Die Zweitstimme ist also wichtiger, denn sie entscheidet über die Machtverhältnisse in Deutschland.

Es gibt deutschlandweit 299 Wahlkreise. Das Direktmandat in jedem Wahlkreis erhält der Kandidat mit den meisten Erststimmen. Weitere 299 Parlamentssitze werden über die Landeslisten der Parteien vergeben. Dabei werden nur die Parteien berücksichtigt, die deutschlandweit mindestens fünf Prozent der Zweitstimmen erhalten oder via Erststimmen mindestens drei Direktmandate gewonnen haben.

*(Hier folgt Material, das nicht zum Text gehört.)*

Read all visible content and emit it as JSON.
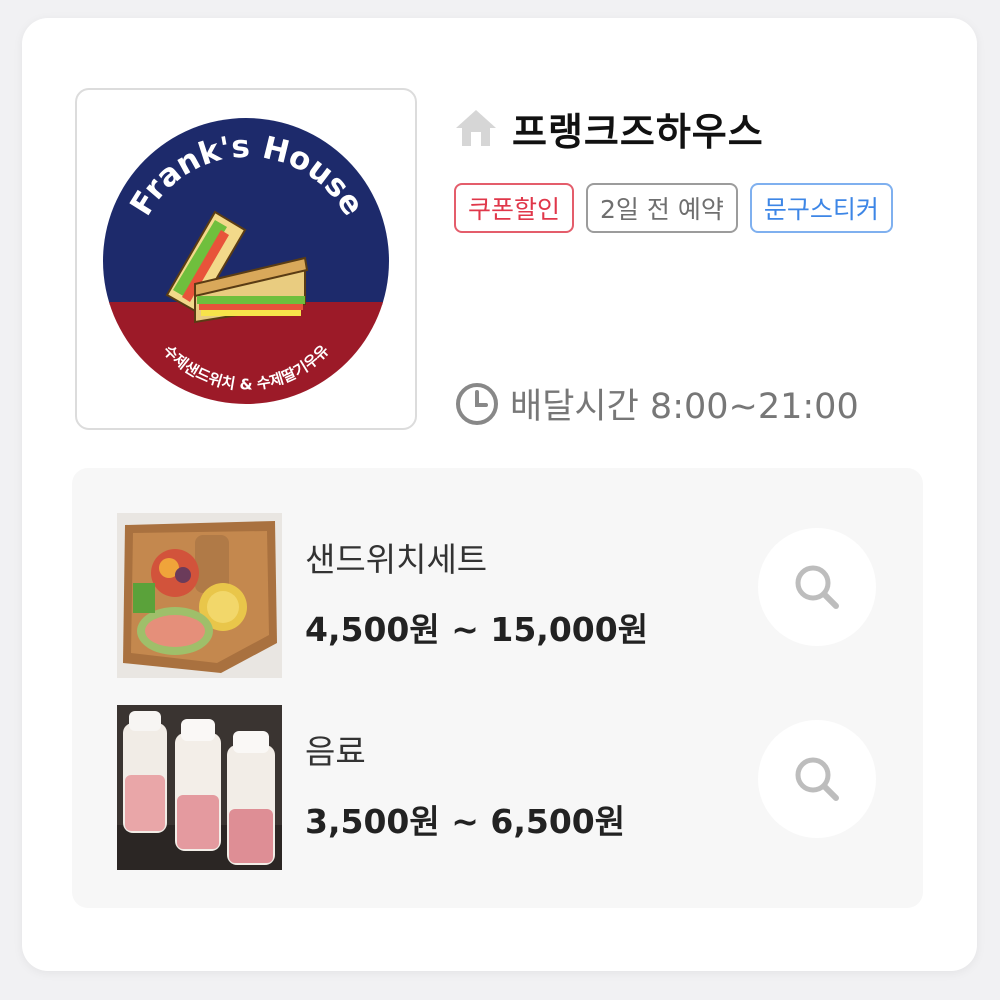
{
  "shop": {
    "name": "프랭크즈하우스",
    "logo": {
      "brand_text": "Frank's House",
      "sub_text": "수제샌드위치 & 수제딸기우유",
      "top_color": "#1d2a6b",
      "bottom_color": "#9c1a28"
    }
  },
  "badges": [
    {
      "label": "쿠폰할인",
      "color": "#e0374a"
    },
    {
      "label": "2일 전 예약",
      "color": "#6f6f6f"
    },
    {
      "label": "문구스티커",
      "color": "#3d86e6"
    }
  ],
  "delivery": {
    "label": "배달시간 8:00~21:00"
  },
  "menu": [
    {
      "name": "샌드위치세트",
      "price": "4,500원 ~ 15,000원"
    },
    {
      "name": "음료",
      "price": "3,500원 ~ 6,500원"
    }
  ],
  "icons": {
    "home": "home-icon",
    "clock": "clock-icon",
    "search": "search-icon"
  }
}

Aus Wahlkreis- und Listenmandaten ergibt sich für den Bundestag eine Mindestgröße von 598 Sitzen. Die tatsächliche Zahl kann deutlich darüber liegen. Wenn nämlich eine Partei in einem Bundesland mehr Wahlkreise per Erststimme gewinnt als ihr nach der Zweitstimmenzahl prozentual zustehen, erhält sie sogenannte Überhangmandate.

Beispiel: Im Bundesland Brandenburg werden 10 Sitze vergeben. Partei X holt 30 Prozent und bekäme demnach 3 Sitze. Sie gewinnt aber 4 Wahlkreise direkt, also erhält sie ein Überhangmandat.

Damit trotz Überhangmandaten der Proporz im Parlament gewahrt bleibt, gibt es für die anderen Parteien Ausgleichsmandate. Der 2013 gewählte Bundestag kam deshalb auf 631 Sitze.